From this freedom has sprung innovations from outside their usual post-hardcore sound. They incorporate pedal-steel guitar in Americana passages on ‘Limelight’ (their longest song by a long margin, clocking in at a glacial 5:03) and ‘A Broadcast’, as well as pop-punk leaning singalongs such as ‘Deflector’ and ‘Reminders’. These are hardly radical leaps for a band already operating close to these spheres, but they seem to hold a new, communal edge. When Bolm complains that “The people I thought would reach out/Turns out they would not”, the frequent vocal features on the album begin to be framed as a search for solidarity. Bolm’s voice often used to be drowned out in their previous albums’ oppressive silence but here, more than ever before, it is supported by so many others.

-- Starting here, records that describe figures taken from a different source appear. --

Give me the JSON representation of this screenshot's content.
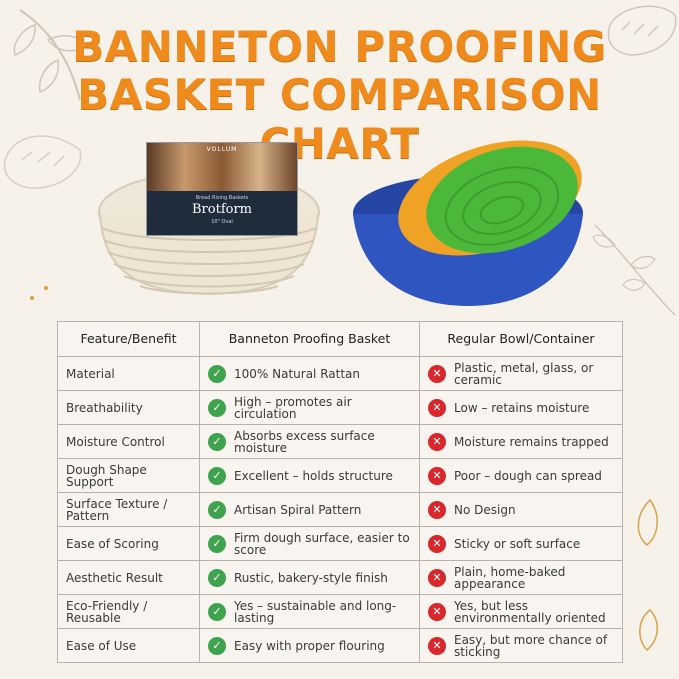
{
  "title": {
    "line1": "BANNETON PROOFING",
    "line2": "BASKET COMPARISON CHART"
  },
  "colors": {
    "title": "#ef8a1c",
    "check": "#3fa34d",
    "cross": "#d8282d",
    "background": "#f6f1e9"
  },
  "product_label": {
    "brand": "VOLLUM",
    "subtitle": "Bread Rising Baskets",
    "name": "Brotform",
    "size": "10\" Oval"
  },
  "table": {
    "headers": [
      "Feature/Benefit",
      "Banneton Proofing Basket",
      "Regular Bowl/Container"
    ],
    "rows": [
      {
        "feature": "Material",
        "banneton": "100% Natural Rattan",
        "regular": "Plastic, metal, glass, or ceramic"
      },
      {
        "feature": "Breathability",
        "banneton": "High – promotes air circulation",
        "regular": "Low – retains moisture"
      },
      {
        "feature": "Moisture Control",
        "banneton": "Absorbs excess surface moisture",
        "regular": "Moisture remains trapped"
      },
      {
        "feature": "Dough Shape Support",
        "banneton": "Excellent – holds structure",
        "regular": "Poor – dough can spread"
      },
      {
        "feature": "Surface Texture / Pattern",
        "banneton": "Artisan Spiral Pattern",
        "regular": "No Design"
      },
      {
        "feature": "Ease of Scoring",
        "banneton": "Firm dough surface, easier to score",
        "regular": "Sticky or soft surface"
      },
      {
        "feature": "Aesthetic Result",
        "banneton": "Rustic, bakery-style finish",
        "regular": "Plain, home-baked appearance"
      },
      {
        "feature": "Eco-Friendly / Reusable",
        "banneton": "Yes – sustainable and long-lasting",
        "regular": "Yes, but less environmentally oriented"
      },
      {
        "feature": "Ease of Use",
        "banneton": "Easy with proper flouring",
        "regular": "Easy, but more chance of sticking"
      }
    ]
  },
  "icons": {
    "positive": "check-circle-icon",
    "negative": "x-circle-icon"
  }
}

The album nevertheless maintains Touché Amoré’s record of consistently combining the extremities of hardcore technique. ‘Deflector’ leans towards indie’s piercing guitar tone, while ‘Savoring’ pulls back to a more open and sustained post-rock sound.

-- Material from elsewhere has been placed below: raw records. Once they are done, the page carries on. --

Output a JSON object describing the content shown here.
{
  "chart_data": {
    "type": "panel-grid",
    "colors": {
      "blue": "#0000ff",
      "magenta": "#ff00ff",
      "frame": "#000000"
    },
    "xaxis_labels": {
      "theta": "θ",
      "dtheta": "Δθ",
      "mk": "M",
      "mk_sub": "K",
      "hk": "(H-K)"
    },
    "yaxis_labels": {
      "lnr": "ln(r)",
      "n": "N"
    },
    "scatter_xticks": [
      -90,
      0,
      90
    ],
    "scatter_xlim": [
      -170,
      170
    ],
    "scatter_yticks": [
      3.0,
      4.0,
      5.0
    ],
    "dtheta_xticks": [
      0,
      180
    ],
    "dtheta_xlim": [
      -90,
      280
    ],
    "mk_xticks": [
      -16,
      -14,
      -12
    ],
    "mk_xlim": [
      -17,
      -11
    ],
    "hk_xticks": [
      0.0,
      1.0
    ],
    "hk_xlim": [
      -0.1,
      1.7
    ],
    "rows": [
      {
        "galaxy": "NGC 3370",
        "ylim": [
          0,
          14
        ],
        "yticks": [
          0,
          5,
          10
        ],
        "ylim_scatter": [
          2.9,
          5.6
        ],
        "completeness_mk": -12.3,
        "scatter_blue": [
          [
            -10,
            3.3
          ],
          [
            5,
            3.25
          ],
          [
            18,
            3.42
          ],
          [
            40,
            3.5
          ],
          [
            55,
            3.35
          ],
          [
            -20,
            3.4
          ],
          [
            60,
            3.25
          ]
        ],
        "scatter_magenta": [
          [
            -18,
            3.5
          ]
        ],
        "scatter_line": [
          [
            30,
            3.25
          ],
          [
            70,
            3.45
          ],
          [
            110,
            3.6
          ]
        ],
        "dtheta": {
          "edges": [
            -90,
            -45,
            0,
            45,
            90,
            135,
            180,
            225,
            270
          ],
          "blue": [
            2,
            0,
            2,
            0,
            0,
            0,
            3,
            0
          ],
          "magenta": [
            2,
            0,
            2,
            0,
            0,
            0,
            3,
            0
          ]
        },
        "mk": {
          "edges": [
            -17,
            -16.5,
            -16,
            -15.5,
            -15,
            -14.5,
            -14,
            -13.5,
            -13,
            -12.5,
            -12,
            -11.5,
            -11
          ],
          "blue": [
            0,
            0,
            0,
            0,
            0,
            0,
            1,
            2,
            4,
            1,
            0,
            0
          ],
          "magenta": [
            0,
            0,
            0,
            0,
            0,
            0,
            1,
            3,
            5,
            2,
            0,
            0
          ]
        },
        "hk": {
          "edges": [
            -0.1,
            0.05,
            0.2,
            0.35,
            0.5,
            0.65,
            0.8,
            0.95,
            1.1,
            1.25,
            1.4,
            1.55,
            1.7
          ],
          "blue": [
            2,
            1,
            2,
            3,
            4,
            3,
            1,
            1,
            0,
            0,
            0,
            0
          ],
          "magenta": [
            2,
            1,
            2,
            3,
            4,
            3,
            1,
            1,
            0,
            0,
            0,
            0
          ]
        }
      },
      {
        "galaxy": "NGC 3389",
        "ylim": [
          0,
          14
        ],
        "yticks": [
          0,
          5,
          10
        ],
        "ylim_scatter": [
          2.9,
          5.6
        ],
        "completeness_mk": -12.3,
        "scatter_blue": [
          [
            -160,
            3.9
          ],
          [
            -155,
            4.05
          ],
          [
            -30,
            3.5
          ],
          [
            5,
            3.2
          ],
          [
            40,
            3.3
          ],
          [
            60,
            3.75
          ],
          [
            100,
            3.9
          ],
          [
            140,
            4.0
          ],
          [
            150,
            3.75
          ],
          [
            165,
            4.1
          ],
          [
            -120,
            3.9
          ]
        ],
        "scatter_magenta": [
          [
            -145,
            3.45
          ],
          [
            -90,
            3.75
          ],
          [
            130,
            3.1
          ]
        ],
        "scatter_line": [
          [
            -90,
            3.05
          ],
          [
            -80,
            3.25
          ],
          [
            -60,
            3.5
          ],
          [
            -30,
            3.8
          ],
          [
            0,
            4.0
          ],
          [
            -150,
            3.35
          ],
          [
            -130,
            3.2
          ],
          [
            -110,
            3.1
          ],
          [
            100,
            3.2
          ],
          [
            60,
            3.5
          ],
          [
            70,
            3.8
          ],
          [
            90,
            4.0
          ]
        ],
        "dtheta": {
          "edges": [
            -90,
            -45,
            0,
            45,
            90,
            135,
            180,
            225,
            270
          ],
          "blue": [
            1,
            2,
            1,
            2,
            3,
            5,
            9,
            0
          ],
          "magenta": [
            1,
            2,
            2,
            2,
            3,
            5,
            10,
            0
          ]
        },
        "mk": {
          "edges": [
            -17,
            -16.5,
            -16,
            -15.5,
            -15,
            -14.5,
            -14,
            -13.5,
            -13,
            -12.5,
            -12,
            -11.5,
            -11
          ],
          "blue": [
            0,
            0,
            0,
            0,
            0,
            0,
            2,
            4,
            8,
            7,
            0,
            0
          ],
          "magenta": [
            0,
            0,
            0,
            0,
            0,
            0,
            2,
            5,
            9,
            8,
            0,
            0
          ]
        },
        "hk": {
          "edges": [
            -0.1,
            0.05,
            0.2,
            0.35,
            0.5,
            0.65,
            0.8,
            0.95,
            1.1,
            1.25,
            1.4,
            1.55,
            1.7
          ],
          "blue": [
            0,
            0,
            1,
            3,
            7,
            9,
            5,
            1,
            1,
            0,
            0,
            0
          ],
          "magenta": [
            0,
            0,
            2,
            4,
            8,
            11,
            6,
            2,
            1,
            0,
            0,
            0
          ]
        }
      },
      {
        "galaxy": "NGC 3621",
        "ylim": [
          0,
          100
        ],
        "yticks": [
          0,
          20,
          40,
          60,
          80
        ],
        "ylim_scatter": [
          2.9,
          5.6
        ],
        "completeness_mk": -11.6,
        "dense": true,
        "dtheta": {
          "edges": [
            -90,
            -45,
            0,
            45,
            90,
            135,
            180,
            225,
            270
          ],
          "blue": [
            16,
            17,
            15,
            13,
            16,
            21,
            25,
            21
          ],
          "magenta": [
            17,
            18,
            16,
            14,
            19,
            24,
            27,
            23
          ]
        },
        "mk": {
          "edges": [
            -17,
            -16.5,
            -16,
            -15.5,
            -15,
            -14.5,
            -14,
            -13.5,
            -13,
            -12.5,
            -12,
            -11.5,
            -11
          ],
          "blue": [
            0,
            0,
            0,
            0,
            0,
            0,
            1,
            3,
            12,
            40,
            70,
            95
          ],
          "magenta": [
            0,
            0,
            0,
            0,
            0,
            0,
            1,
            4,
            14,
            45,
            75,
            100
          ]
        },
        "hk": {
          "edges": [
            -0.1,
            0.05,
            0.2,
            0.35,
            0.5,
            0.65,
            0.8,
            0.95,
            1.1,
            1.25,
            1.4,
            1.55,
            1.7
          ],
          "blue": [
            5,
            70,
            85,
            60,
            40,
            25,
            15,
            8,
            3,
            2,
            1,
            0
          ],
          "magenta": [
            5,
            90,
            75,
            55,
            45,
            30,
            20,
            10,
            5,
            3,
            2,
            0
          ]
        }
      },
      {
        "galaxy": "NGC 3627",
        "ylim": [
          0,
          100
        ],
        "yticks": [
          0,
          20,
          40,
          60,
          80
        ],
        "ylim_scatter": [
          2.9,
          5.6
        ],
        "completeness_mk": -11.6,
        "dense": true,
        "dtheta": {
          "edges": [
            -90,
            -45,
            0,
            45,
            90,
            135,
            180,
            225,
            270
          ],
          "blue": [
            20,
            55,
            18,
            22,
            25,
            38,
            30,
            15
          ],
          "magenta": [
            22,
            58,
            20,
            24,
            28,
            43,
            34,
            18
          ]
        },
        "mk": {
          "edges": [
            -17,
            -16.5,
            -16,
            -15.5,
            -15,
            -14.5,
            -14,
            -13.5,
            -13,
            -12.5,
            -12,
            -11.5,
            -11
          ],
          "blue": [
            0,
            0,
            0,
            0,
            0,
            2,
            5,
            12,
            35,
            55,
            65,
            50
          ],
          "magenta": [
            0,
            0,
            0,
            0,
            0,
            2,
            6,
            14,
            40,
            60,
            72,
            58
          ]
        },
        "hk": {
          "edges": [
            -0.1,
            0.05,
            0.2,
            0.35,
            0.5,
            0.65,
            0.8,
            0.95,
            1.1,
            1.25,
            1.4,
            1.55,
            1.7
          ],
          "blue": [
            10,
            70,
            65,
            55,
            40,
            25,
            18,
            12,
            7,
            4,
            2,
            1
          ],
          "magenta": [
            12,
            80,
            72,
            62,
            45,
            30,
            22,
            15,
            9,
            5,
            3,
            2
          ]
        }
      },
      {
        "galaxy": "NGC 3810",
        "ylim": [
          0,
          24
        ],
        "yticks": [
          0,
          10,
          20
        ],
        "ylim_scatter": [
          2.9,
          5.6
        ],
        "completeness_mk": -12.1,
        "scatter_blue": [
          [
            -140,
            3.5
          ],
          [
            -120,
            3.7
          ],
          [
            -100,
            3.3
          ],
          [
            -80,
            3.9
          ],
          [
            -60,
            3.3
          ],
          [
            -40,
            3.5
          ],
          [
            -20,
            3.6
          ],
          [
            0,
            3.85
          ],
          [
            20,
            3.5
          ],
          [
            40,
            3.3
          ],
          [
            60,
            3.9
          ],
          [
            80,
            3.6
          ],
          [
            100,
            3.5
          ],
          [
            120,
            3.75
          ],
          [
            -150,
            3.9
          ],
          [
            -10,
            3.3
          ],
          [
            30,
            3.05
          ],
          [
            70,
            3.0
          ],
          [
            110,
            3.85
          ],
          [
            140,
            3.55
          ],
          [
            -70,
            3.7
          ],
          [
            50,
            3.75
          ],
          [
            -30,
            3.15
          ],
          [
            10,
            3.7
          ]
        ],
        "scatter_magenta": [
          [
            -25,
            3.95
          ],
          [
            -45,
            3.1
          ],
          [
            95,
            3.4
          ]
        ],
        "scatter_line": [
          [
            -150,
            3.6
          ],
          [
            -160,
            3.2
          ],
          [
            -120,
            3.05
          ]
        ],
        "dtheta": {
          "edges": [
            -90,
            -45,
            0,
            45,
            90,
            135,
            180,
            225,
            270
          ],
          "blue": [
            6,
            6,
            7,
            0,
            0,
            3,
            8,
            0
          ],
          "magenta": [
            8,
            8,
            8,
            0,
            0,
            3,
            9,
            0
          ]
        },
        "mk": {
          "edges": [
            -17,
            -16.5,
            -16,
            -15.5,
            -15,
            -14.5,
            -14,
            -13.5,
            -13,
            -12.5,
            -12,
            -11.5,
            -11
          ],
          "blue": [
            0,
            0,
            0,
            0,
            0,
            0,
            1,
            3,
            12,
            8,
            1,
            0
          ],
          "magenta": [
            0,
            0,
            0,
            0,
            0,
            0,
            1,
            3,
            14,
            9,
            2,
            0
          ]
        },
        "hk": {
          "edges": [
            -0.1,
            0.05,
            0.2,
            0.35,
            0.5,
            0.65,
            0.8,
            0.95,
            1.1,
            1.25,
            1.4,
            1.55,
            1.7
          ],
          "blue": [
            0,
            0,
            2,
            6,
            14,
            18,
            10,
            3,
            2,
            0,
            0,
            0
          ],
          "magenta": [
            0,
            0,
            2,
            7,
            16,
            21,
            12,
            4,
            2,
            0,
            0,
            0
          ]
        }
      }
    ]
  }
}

When Bolm needs to be quiet, drum brushes and folk percussion temper his cracked inside voice. When he needs to be drowned out, they do a pretty good job too. In the best way possible, despite so much negative change this year, Touché Amoré have released a record confirming that neither they, nor the grief they channel through their music, is going anywhere, and there is nothing wrong with that.